One of the key subplots in Redwall is about retrieving the sword of Martin the Warrior and returning it to its rightful place in Redwall Abbey. Unfortunately for Matthias, the sword is currently being kept by the fierce King Bull Sparra, a sparrow with a murderous streak and a thing for candied chestnuts. (No, really.) As is the case with a number of the animals in the series, the sparrows here have an odd way of talking – it’s as if they speak and squawk almost at the same time – so the actor who plays King Bull Sparra would need a flash or two of strangeness. Though Jude Law looks like a slick heartthrob, inside beats the heart of a character actor. And what you need for King Bull Sparra is an actor who’s willing to get weird without any self-consciousness. He’s done it in live-action with slimy, villainous work in Side Effects and Contagion; Jude Law can do it in animation too.

Nicholas Hoult – Squire Julian Gingivere

For the most part, the world of the Redwall books doesn’t have much room for domesticated animals like dogs or cats.
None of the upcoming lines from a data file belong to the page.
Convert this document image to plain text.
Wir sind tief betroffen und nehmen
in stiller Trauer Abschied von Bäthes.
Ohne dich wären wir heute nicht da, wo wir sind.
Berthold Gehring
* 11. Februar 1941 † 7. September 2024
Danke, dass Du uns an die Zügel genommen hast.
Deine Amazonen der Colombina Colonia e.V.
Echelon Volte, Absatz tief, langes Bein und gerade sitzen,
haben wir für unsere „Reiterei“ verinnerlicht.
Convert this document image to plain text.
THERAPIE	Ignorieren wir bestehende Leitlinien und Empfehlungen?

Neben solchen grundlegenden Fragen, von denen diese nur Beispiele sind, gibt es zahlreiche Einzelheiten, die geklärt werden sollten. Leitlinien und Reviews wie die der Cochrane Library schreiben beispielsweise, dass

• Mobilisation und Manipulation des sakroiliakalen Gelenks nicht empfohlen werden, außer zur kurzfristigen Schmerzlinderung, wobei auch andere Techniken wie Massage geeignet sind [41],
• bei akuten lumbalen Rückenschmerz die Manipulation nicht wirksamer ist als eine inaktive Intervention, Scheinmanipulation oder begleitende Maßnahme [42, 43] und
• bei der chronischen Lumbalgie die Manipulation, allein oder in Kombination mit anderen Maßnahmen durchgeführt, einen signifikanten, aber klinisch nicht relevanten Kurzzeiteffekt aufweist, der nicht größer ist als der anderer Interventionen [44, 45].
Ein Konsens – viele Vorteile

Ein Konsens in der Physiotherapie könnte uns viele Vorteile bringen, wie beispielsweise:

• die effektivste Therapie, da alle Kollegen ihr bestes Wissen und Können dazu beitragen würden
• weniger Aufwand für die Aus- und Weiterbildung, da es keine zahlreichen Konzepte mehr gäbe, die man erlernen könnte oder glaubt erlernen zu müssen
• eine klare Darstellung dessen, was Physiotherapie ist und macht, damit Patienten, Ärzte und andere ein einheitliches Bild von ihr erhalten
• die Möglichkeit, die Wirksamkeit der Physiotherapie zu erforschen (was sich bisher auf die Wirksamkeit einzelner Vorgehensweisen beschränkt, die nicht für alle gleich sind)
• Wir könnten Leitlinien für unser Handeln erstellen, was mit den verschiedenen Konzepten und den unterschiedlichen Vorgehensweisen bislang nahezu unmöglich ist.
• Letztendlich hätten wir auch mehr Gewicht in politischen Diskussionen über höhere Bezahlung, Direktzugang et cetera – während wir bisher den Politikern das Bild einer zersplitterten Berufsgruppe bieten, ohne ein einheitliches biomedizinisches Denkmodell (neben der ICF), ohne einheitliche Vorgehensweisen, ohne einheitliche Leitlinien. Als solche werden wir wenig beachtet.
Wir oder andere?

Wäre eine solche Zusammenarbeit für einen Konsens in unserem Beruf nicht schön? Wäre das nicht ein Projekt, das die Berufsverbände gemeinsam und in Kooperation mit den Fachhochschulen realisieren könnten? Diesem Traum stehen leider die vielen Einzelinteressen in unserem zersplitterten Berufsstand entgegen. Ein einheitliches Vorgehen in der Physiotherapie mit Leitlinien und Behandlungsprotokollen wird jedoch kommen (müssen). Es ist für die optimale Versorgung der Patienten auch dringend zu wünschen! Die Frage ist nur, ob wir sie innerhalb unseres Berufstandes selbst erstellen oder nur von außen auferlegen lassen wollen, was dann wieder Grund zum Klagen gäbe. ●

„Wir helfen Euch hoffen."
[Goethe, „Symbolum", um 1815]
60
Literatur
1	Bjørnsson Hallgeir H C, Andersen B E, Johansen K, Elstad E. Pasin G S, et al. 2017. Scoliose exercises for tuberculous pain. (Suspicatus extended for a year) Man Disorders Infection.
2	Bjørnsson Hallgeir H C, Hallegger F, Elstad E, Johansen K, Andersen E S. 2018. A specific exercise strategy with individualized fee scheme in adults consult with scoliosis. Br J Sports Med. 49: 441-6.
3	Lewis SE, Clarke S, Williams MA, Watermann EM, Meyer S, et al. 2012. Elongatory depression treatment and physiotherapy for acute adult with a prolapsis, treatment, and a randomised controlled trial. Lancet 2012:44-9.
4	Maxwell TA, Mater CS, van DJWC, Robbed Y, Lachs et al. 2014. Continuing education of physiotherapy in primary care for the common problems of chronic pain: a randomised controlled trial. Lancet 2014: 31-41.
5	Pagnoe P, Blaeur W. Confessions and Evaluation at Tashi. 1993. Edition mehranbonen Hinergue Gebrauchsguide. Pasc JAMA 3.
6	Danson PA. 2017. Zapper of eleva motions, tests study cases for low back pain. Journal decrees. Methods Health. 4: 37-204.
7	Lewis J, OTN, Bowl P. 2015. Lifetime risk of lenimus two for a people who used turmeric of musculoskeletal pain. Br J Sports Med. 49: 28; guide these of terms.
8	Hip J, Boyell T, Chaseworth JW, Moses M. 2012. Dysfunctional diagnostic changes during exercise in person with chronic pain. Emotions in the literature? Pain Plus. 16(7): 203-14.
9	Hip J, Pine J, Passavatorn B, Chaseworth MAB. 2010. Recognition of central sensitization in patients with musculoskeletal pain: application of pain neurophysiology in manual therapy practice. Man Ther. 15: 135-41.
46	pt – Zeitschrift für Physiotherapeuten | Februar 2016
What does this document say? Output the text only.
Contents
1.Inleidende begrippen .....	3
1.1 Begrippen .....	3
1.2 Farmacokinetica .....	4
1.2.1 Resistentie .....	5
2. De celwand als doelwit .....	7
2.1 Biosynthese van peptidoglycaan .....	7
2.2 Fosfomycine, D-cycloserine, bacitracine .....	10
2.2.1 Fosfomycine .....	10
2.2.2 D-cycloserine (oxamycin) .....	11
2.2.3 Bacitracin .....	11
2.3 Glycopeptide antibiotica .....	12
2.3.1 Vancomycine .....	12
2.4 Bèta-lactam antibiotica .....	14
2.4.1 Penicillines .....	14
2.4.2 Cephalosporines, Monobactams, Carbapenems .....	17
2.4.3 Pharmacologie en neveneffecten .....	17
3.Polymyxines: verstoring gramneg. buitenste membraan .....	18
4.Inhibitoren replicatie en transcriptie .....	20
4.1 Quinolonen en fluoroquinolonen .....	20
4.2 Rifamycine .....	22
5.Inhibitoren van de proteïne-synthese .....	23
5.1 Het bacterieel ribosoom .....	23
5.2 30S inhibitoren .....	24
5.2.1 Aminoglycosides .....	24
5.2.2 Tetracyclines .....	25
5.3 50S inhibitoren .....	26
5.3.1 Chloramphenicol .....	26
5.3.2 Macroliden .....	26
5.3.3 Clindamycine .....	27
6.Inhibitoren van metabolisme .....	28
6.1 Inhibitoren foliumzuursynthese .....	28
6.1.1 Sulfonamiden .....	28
But the first two books in the series – the second being a prequel featuring Martin the Warrior himself – do feature a specific line of cats. In the first book, though, the sole cat isn’t much of a wildcat like his forebears. Squire Julian Gingivere seems terrifying at first – what cat wouldn’t be terrifying to a mouse? – but he’s a friend to Matthias throughout his adventures. Cutting a foppish air of culture leads one to think of recent films like The Favourite and shows like The Great, and suddenly, Nicholas Hoult pops into view. Hoult’s another enormously talented young actor, and his flourish of personality would line up with Squire Julian so well that it would only be a shame the character isn’t the lead.